一年生夏編 恋人と過ごす夏

 魔法大会当日。
 組数が予想より多かったということで、大会プログラムは午前午後二部制になっています。

 学院の校庭には特設の観覧席が設けられていて、保護者や見学組の生徒が思い思いの場所に座っていました。

 観客席にお父様がいるのを見て、イワンが顔をしかめました。お父様はたぶんイワンが嫌がるのをわかっていますね。満面の笑みでこちらに手を降っています。

 うちはお母さんが来てくれたんです。レネは学校があるので来れず、残念がっていました。


 今回参戦ペアは十八組なので、棄権がなければ十七回戦まであります。
 第一回戦勝敗が決し、二回戦は私とイワン。
 そこで予想外の相手と当たりました。

「人数が足りないから出てほしいって、母さんが言うから……」
「親父が出ろって言うから」

 クララさんとローレンツくんのペアでした。

 これまで先生のお子さんが入学したときは、強制参加が通例となっているようです。
 ローレンツくんもお父さんが魔法士団長である手前、参加しないわけにはいかないらしいです。
 審判役の先生が勝負の内容を読み上げます。

「二回戦は、使い魔使役。
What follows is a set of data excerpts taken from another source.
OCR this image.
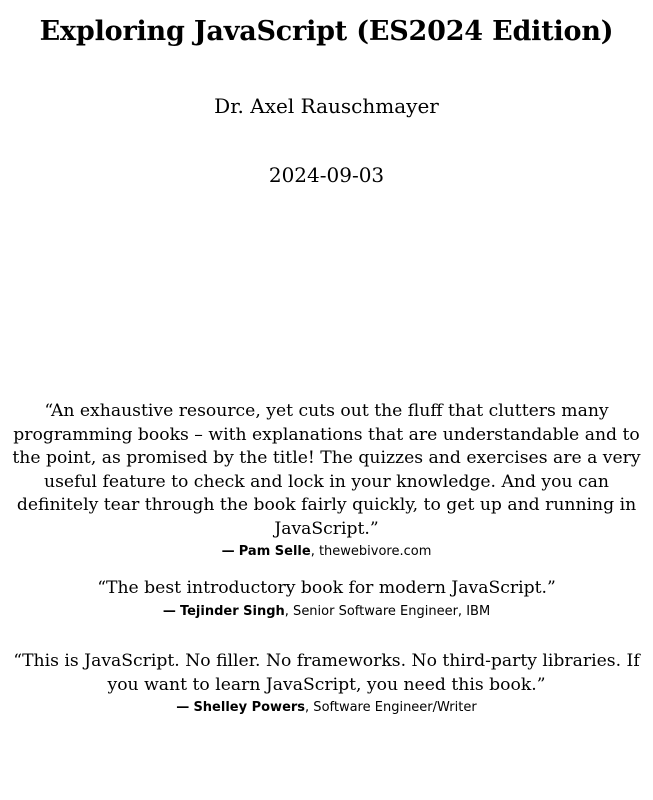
Exploring JavaScript (ES2024 Edition)
Dr. Axel Rauschmayer
2024-09-03

“An exhaustive resource, yet cuts out the fluff that clutters many programming books – with explanations that are understandable and to the point, as promised by the title! The quizzes and exercises are a very useful feature to check and lock in your knowledge. And you can definitely tear through the book fairly quickly, to get up and running in JavaScript.”

— Pam Selle, thewebivore.com

“The best introductory book for modern JavaScript.”

— Tejinder Singh, Senior Software Engineer, IBM

“This is JavaScript. No filler. No frameworks. No third-party libraries. If you want to learn JavaScript, you need this book.”

— Shelley Powers, Software Engineer/Writer
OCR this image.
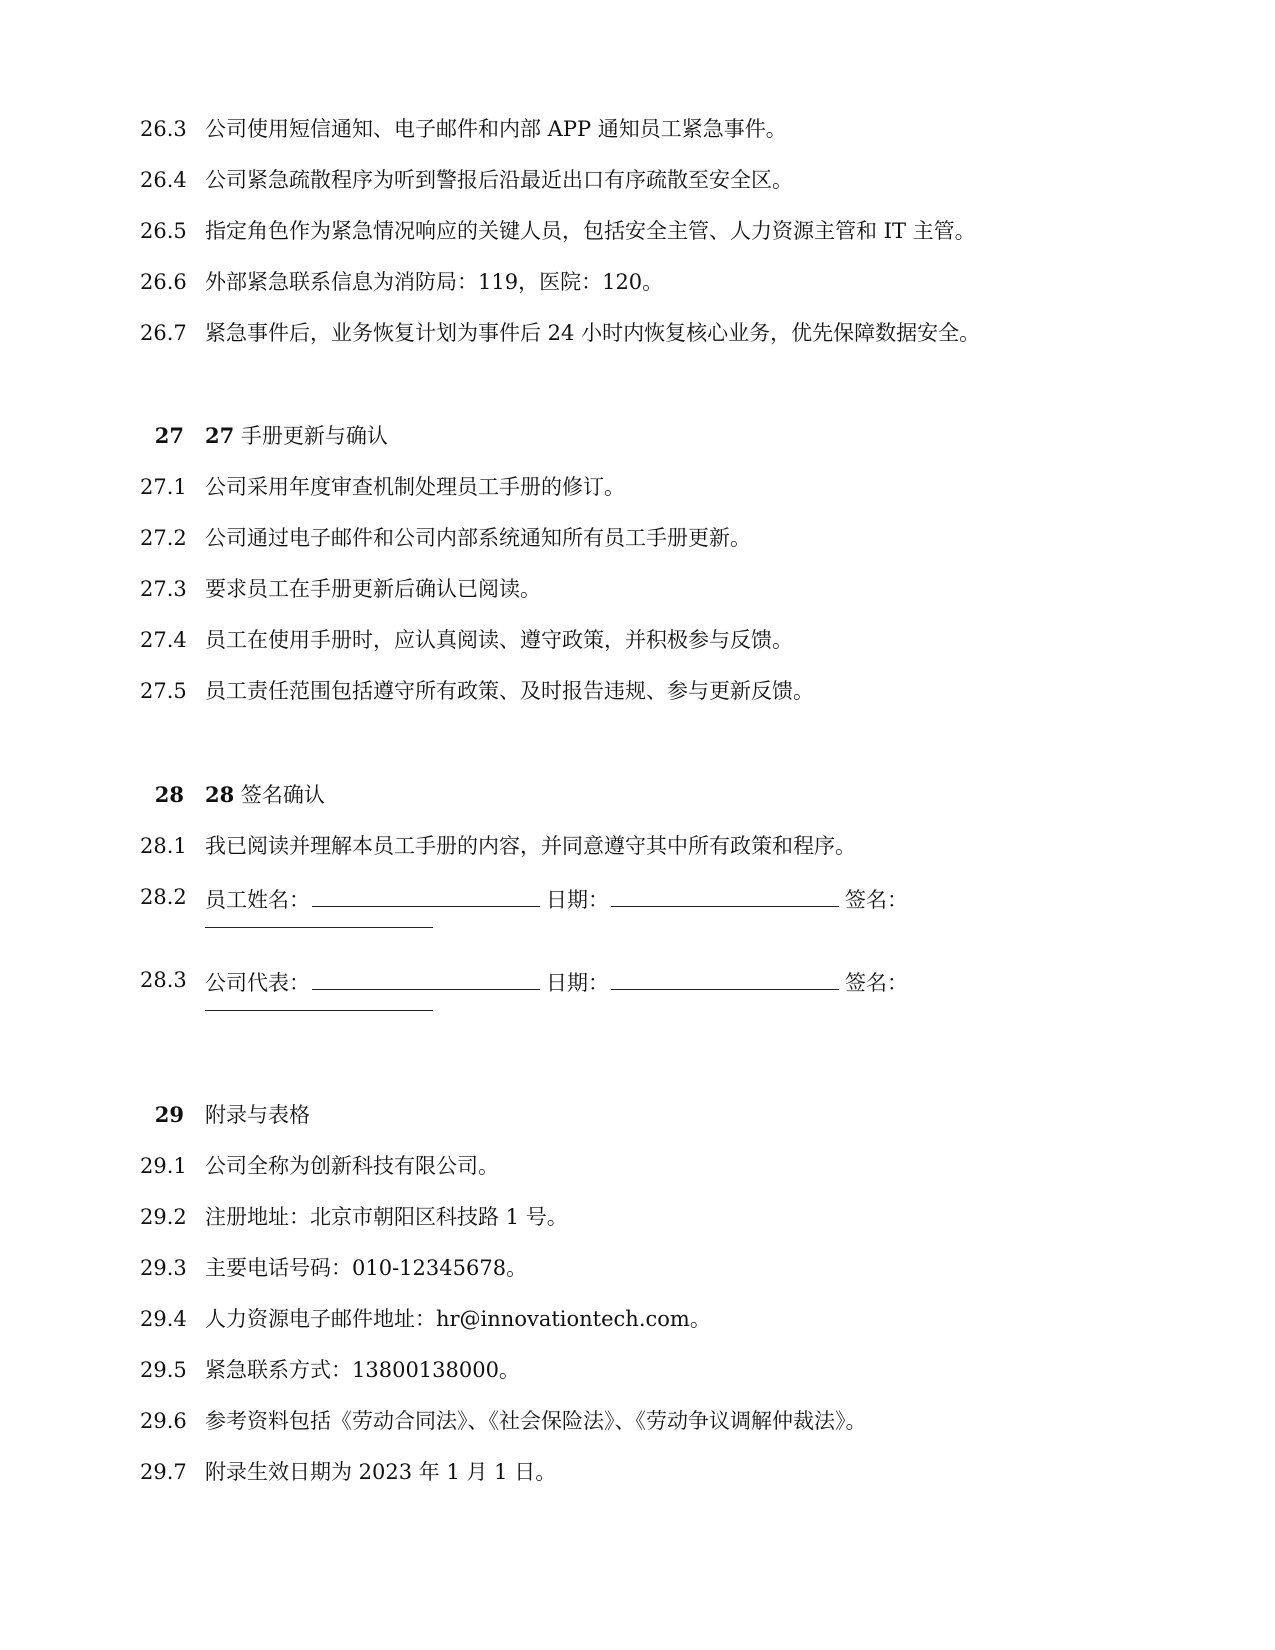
26.3 公司使用短信通知、电子邮件和内部 APP 通知员工紧急事件。
26.4 公司紧急疏散程序为听到警报后沿最近出口有序疏散至安全区。
26.5 指定角色作为紧急情况响应的关键人员，包括安全主管、人力资源主管和 IT 主管。
26.6 外部紧急联系信息为消防局：119，医院：120。
26.7 紧急事件后，业务恢复计划为事件后 24 小时内恢复核心业务，优先保障数据安全。
27 27 手册更新与确认
27.1 公司采用年度审查机制处理员工手册的修订。
27.2 公司通过电子邮件和公司内部系统通知所有员工手册更新。
27.3 要求员工在手册更新后确认已阅读。
27.4 员工在使用手册时，应认真阅读、遵守政策，并积极参与反馈。
27.5 员工责任范围包括遵守所有政策、及时报告违规、参与更新反馈。
28 28 签名确认
28.1 我已阅读并理解本员工手册的内容，并同意遵守其中所有政策和程序。
28.2 员工姓名：	日期：	签名：
28.3 公司代表：	日期：	签名：
29 附录与表格
29.1 公司全称为创新科技有限公司。
29.2 注册地址：北京市朝阳区科技路 1 号。
29.3 主要电话号码：010-12345678。
29.4 人力资源电子邮件地址：hr@innovationtech.com。
29.5 紧急联系方式：13800138000。
29.6 参考资料包括《劳动合同法》、《社会保险法》、《劳动争议调解仲裁法》。
29.7 附录生效日期为 2023 年 1 月 1 日。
あの大木のどこかに問題が書かれたボードが下げてあります。それを読み取り、先に正答を出せた方が勝ちです」

 木の上にあるのなら、イワンとクララさんの使い魔ですね。
 イワンとクララさんがそれぞれ使い魔を喚び、先生の「開始!」の号令とともに飛び立ちます。

 小鳥と鷹では飛ぶ速さが段違い。クララさんの鷹はあっという間に木のところにたどり着きました。
 しーちゃんも遅れを取りながも木につきます。

 機動力が違えど、問題の書かれたボードがどこにあるかまではわかりません。
 先に探し当てることができたなら勝機はあります。
 イワンはしーちゃんの視界を間借りし、私に小声で聞いてきます。

「食堂舎の日替わりᏟ、一昨日のメニューはなんだった?」
「あ、私食べたから覚えてます。燻製コケトリスのパンリゾット!」

 手を挙げて答えると、先生が旗を上げます。

「勝者、イワン・アラセリスペア!」

 まさかの、魔法となんの関係もない問題でした。魔法士団の歴史を答えろとか、呪文の文言を答えろとかそういう難しいのが来ると思ってましたよ。

「わーー! やりました!」
「さすが、毎日通っているだけはあるな」
「もちろんです!」

 クララさんはそんなに悔しくもないようで、

「う〜ん。さすがに食べていないメニューまでは覚えていなかったわ」

 と笑っています。お母さんに言われたから参加しただけなので、むしろ初戦敗退で肩の荷が下りたと言います。

 一方ローレンツくんは頭を抱えて叫びます。

「ぐわーー! セリスをデートに誘うチャンスだったのに」
「誘われても断りますよ?」

 優勝賞品、私にお願いごとをするつもりだったんですね。
 イワンが短く舌打ちして、ローレンツくんに軽蔑した眼差しを送ります。

「バカなのか」
「うるせー! お前なんか嫌いだ!」
「お互い様だな」

 ニッコリ微笑み返すイワン、あおってますね。
 何はともあれ初戦は勝ち抜きました!

 この先ベルナデッタ様と当たらないよう祈るのみです。